The Economic Freedom of the World 2024 Annual Report ranked Hong Kong as the freest global economy. The Fraser Institute, a Canada-based libertarian think tank produced the analysis “based on updated and revised data for 2021 and new data for 2022,” the first two years after China enacted controversial national security legislation in Hong Kong.
The Fraser Institute’s annual index seeks to measure how people “in 165 jurisdictions around the globe are allowed to make their own economic choices.” It saw Hong Kong overtake Singapore for the top spot.
Beijing has seized on the report to counter narratives that national security measures it implemented in recent years have imperiled the city-state as a global business hub.
“Since its return to China, Hong Kong has retained its status as an international financial, shipping and trade center, remained free and open, and maintained world-class business environment,” Foreign Ministry Spokesperson Mao Ning said during an October 17 press conference.
“This fully shows that the international community highly recognizes Hong Kong’s unique status and advantages and the promising prospects of one country, two systems.”
That is misleading.
The U.S. State Department said Hong Kong has a “highly open economy with generally favorable conditions for doing business.”
And the Financial Times reported on October 15 that Hong Kong is set to overtake Switzerland as the world’s largest offshore wealth management hub by 2028.
Yet observers noted that interventions by the Chinese government greatly erode the territories’ openness and freedom and imperil Hong Kong’s prospects as an international business hub.
The Fraser Institute noted that “Hong Kong’s rating continues to fall precipitously.”
“Thus, we continue to sound the alarm bell about signs of declining economic — and other — freedoms in Hong Kong,” the report said.
The researchers cited the Human Freedom Index 2023, which the Fraser Institute co-publishes with the Cato Institute, a U.S-based libertarian think tank.
That index said Hong Kong had fallen to 46th in 2021 from third place in 2010, noting it was among the countries and territories to “deteriorate the most” in terms of human freedom, “understood as the absence of coercive constraint.”
The authors of the Human Freedom Index said they anticipate a “continuing and pronounced degradation in the territories ratings, including a noticeable decline in economic freedom.”
Largely driving this decline is Hong Kong’s National Security Law, or NSL, passed in late June 2020 in response to the 2019–2020 pro-democracy protests. Beijing sowed disinformation that the United States had spurred the demonstrations, which drew an estimated quarter of Hong Kong’s 7.5 million people to the streets.
Since the introduction of the NSL, hundreds of thousands of people have left Hong Kong, the value of the Hang Seng stock market index has significantly dropped and many multinational firms have stopped using Hong Kong as a regional base.
The law gives authorities in Hong Kong and Beijing broad powers to control the internet, media outlets, schools and other civil organizations.
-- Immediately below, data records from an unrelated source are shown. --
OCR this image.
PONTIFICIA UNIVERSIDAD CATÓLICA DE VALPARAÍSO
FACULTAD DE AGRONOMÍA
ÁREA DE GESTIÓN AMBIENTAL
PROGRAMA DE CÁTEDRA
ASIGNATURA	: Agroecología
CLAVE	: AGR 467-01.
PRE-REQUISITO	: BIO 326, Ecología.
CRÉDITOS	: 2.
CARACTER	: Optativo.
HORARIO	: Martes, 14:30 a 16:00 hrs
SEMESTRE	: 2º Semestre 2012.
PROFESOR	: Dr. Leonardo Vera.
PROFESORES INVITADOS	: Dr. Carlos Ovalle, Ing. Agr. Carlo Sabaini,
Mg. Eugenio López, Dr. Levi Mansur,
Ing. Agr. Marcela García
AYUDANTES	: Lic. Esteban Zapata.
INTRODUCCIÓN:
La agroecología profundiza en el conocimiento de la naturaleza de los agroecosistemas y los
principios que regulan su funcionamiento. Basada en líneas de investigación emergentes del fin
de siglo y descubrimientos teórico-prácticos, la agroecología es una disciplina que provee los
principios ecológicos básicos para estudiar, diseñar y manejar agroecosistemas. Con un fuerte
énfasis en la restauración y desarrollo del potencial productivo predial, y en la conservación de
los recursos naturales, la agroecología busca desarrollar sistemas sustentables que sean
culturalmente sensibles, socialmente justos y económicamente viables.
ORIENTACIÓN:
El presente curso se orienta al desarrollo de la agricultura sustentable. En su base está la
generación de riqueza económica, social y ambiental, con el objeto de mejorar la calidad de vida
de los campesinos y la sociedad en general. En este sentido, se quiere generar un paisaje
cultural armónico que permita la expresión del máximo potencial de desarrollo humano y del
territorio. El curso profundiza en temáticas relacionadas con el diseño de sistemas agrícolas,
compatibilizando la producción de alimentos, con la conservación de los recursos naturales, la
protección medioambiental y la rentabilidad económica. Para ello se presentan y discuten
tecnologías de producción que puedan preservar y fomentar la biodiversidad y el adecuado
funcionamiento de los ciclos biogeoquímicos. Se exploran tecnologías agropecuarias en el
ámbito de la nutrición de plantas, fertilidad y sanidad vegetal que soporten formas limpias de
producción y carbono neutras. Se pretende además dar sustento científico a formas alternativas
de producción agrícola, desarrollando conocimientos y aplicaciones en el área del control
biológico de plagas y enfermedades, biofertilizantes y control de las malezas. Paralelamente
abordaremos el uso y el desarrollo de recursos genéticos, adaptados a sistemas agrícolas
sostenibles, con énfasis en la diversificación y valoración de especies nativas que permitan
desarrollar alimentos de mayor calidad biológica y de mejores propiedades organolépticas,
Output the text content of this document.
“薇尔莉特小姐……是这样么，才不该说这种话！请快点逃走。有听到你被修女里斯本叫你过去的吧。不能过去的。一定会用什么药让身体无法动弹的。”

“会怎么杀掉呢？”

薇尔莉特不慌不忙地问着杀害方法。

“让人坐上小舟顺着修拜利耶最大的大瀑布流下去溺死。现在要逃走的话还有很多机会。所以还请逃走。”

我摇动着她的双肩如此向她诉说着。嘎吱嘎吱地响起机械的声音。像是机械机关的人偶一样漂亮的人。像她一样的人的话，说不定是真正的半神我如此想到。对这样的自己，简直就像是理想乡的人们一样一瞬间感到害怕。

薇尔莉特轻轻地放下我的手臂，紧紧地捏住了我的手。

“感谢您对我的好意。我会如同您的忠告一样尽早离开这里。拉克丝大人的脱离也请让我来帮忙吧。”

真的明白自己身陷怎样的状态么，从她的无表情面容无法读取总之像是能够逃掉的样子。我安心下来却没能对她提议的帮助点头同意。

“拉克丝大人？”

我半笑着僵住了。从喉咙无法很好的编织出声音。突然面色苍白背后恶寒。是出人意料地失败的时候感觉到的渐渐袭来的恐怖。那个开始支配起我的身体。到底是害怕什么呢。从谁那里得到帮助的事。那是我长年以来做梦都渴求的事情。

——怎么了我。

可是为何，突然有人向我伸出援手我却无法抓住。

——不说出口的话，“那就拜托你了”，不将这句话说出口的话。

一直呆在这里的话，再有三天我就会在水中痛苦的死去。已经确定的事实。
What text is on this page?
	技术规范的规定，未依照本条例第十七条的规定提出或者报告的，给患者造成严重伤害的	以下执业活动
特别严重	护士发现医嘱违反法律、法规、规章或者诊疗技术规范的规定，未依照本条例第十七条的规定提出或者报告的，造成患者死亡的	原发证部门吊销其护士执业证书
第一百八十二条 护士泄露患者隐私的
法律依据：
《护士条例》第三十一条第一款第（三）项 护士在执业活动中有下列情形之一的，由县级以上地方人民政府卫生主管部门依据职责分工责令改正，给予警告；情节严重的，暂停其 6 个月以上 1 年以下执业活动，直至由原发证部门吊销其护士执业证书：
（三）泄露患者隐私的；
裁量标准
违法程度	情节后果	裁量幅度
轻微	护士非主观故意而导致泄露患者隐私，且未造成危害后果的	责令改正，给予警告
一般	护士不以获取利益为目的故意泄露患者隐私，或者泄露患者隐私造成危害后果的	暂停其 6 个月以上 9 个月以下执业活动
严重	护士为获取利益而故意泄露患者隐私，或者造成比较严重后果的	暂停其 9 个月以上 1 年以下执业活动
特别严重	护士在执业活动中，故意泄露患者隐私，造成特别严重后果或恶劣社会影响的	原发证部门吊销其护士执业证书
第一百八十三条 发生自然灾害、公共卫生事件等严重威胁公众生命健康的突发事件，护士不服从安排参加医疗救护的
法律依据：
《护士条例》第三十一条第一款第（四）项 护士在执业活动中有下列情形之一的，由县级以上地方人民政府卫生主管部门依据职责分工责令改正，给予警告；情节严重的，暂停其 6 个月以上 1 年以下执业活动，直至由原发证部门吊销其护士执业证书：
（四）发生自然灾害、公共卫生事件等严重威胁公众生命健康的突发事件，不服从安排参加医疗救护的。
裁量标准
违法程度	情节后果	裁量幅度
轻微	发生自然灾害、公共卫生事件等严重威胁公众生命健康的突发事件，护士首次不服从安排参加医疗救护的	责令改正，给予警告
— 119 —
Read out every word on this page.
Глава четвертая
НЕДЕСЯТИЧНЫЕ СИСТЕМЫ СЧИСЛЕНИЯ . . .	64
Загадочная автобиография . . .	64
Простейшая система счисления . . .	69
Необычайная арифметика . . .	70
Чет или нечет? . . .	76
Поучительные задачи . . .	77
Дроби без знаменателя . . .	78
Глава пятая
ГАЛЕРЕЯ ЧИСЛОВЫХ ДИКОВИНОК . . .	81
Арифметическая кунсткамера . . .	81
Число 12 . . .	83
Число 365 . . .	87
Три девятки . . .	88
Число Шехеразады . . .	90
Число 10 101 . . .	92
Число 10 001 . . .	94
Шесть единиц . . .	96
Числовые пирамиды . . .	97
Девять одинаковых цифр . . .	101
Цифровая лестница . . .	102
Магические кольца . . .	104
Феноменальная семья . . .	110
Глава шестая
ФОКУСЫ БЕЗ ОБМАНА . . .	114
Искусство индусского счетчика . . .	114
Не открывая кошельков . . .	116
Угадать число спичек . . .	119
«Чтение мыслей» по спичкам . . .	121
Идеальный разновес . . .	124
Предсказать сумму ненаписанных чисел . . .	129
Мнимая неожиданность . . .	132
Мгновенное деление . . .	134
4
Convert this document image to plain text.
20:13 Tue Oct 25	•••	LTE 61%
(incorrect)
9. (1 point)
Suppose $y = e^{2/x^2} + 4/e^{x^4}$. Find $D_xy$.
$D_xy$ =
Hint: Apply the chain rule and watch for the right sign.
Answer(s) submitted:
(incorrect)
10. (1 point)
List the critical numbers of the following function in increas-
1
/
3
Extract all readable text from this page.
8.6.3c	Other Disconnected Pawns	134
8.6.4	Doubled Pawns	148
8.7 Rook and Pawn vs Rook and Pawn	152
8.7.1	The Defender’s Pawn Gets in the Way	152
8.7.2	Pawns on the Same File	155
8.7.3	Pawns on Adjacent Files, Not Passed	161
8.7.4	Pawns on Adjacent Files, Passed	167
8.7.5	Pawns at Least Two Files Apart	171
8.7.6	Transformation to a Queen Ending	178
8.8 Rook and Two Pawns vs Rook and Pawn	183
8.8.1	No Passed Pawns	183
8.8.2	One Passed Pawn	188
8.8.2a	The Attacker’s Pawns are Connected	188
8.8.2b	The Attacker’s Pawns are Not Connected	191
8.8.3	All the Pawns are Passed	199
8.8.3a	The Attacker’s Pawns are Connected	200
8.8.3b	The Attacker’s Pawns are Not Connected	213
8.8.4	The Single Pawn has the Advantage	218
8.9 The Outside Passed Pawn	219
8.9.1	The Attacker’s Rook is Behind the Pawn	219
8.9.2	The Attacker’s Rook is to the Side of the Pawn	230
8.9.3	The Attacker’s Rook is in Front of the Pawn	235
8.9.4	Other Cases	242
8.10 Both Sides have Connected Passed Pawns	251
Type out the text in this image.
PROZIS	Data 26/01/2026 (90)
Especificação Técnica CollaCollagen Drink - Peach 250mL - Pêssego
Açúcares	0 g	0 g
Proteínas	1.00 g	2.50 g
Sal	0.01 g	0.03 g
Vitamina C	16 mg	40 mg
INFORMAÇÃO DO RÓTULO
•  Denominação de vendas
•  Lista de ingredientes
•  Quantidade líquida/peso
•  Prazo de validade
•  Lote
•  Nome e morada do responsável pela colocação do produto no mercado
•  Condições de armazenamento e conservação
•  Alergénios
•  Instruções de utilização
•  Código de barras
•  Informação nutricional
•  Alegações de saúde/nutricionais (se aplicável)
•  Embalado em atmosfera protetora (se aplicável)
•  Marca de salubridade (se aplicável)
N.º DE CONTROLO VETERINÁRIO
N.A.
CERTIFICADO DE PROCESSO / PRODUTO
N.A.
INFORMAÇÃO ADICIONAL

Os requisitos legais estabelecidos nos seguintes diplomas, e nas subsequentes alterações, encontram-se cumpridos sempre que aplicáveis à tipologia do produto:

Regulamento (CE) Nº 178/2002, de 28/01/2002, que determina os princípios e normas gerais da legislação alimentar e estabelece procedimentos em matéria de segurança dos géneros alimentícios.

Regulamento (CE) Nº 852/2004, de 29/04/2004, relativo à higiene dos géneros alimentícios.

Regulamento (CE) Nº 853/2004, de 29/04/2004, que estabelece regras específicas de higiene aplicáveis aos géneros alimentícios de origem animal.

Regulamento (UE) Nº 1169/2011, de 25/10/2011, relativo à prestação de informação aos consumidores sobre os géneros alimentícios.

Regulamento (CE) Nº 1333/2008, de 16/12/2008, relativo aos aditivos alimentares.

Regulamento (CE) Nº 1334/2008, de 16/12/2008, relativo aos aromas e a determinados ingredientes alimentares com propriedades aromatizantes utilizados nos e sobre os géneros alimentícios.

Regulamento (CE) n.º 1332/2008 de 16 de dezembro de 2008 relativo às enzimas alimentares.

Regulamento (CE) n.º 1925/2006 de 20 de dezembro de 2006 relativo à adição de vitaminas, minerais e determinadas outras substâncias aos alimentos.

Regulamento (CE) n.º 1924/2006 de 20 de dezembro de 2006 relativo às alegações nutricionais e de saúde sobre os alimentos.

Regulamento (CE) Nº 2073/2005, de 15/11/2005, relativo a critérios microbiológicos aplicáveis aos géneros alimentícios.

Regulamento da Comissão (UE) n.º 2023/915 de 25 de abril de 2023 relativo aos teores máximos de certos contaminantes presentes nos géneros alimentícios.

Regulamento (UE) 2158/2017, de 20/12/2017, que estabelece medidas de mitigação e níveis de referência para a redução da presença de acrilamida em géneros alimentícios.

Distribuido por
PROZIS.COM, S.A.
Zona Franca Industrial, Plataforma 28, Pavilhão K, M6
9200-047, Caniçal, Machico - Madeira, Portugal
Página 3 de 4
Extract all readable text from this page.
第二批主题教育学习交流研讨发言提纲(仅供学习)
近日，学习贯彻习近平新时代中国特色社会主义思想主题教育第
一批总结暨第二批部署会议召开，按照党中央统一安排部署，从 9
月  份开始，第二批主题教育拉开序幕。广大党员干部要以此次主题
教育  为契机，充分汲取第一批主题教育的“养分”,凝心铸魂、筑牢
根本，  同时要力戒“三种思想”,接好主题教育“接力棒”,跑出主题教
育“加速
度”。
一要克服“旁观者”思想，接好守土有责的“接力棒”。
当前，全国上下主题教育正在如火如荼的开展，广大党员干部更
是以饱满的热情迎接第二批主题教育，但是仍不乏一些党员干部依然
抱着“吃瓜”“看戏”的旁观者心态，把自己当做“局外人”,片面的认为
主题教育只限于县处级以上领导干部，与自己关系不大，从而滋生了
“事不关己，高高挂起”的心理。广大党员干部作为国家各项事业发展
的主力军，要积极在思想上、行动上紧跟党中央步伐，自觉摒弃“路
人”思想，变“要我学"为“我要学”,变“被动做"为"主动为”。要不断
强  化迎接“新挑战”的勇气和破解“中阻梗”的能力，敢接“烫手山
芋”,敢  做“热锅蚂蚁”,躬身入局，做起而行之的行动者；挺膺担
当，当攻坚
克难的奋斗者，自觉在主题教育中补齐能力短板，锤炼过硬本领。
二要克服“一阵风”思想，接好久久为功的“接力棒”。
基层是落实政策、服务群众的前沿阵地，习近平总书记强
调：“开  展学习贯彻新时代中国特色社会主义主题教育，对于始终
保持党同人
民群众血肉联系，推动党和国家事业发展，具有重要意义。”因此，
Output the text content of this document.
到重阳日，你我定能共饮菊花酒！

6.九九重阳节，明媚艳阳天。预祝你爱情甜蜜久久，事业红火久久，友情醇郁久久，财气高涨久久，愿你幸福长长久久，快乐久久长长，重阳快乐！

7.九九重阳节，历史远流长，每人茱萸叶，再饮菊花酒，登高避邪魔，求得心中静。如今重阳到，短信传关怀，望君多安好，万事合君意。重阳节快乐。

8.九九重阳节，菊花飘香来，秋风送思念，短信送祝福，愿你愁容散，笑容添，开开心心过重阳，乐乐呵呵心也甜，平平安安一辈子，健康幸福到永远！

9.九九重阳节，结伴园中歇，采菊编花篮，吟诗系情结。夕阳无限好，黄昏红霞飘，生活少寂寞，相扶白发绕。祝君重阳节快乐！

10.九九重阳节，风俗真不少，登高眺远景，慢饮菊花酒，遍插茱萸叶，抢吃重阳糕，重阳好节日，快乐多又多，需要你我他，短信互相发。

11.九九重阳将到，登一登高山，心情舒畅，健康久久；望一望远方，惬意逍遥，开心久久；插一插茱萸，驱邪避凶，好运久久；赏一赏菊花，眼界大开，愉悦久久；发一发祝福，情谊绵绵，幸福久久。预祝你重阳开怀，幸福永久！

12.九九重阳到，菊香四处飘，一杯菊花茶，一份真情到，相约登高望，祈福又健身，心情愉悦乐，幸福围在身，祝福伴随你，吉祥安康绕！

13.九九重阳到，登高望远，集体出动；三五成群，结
It criminalizes four types of activities — secession, subversion of state power, terrorism and collusion with foreign entities.
The U.K.-based rights group Amnesty International called the NSL “dangerously vague and broad,” warning that “virtually anything could be deemed a threat to ‘national security’ under its provisions.”
Amnesty International shuttered is Hong Kong office in 2021 in the wake of the NSL, along with some civil society groups, political parties, churches and other institutions.
This past March, Hong Kong authorities introduced Article 23, or the Safeguarding National Security Ordinance. Building on the NSL, Article 23 covers the offenses of “sabotage endangering national security,” “theft of state secrets and espionage,” “external interference,” “insurrection” and “treason.”
Article 23 also increases penalties for other offenses and allows for closed-door trials.
Amnesty International said Article 23 makes it more dangerous to interact with foreigners, as it can land an individual in prison for up to 14 years for the vaguely defined offense of collaborating with an “external force” with “intent to bring about an interference effect.”
Colluding with an external force to publish information Beijing considers false or misleading can also result in 10 years of imprisonment.
In March, Radio Free Asia, or RFA, a VOA sister organization, closed its Hong Kong office, citing Article 23 and safety concerns for its staff. The month before, Hong Kong’s security boss, Chris Tang, called RFA a “foreign force.”
The State Department said Beijing had signaled it would prosecute individuals for offenses committed outside of Hong Kong, warning the “extremely broad and vague definitions” of offenses covered by Article 23 “could affect or impair routine business activities.”
U.S.-based Human Rights Watch said that “Hong Kong incorporated bodies or businesses” are subject to Article 23 anywhere in the world, and that the government can cancel offenders’ “passports and suspend their qualifications to practice a profession.”
Those “directly or indirectly” funding people who run afoul of the law “may be sentenced to up to seven years in prison,” HRW said.
The European Union said Article 23 “raises questions about Hong Kong’s long-term attractiveness as an international business hub” and “could exacerbate the erosion of fundamental freedoms and political pluralism.”
Business analysts and journalists covering the region argue the national security provisions, coupled with China’s zero-COVID policy, demographic issues and tensions with the U.S., are eroding Hong Kong’s position as an international business hub.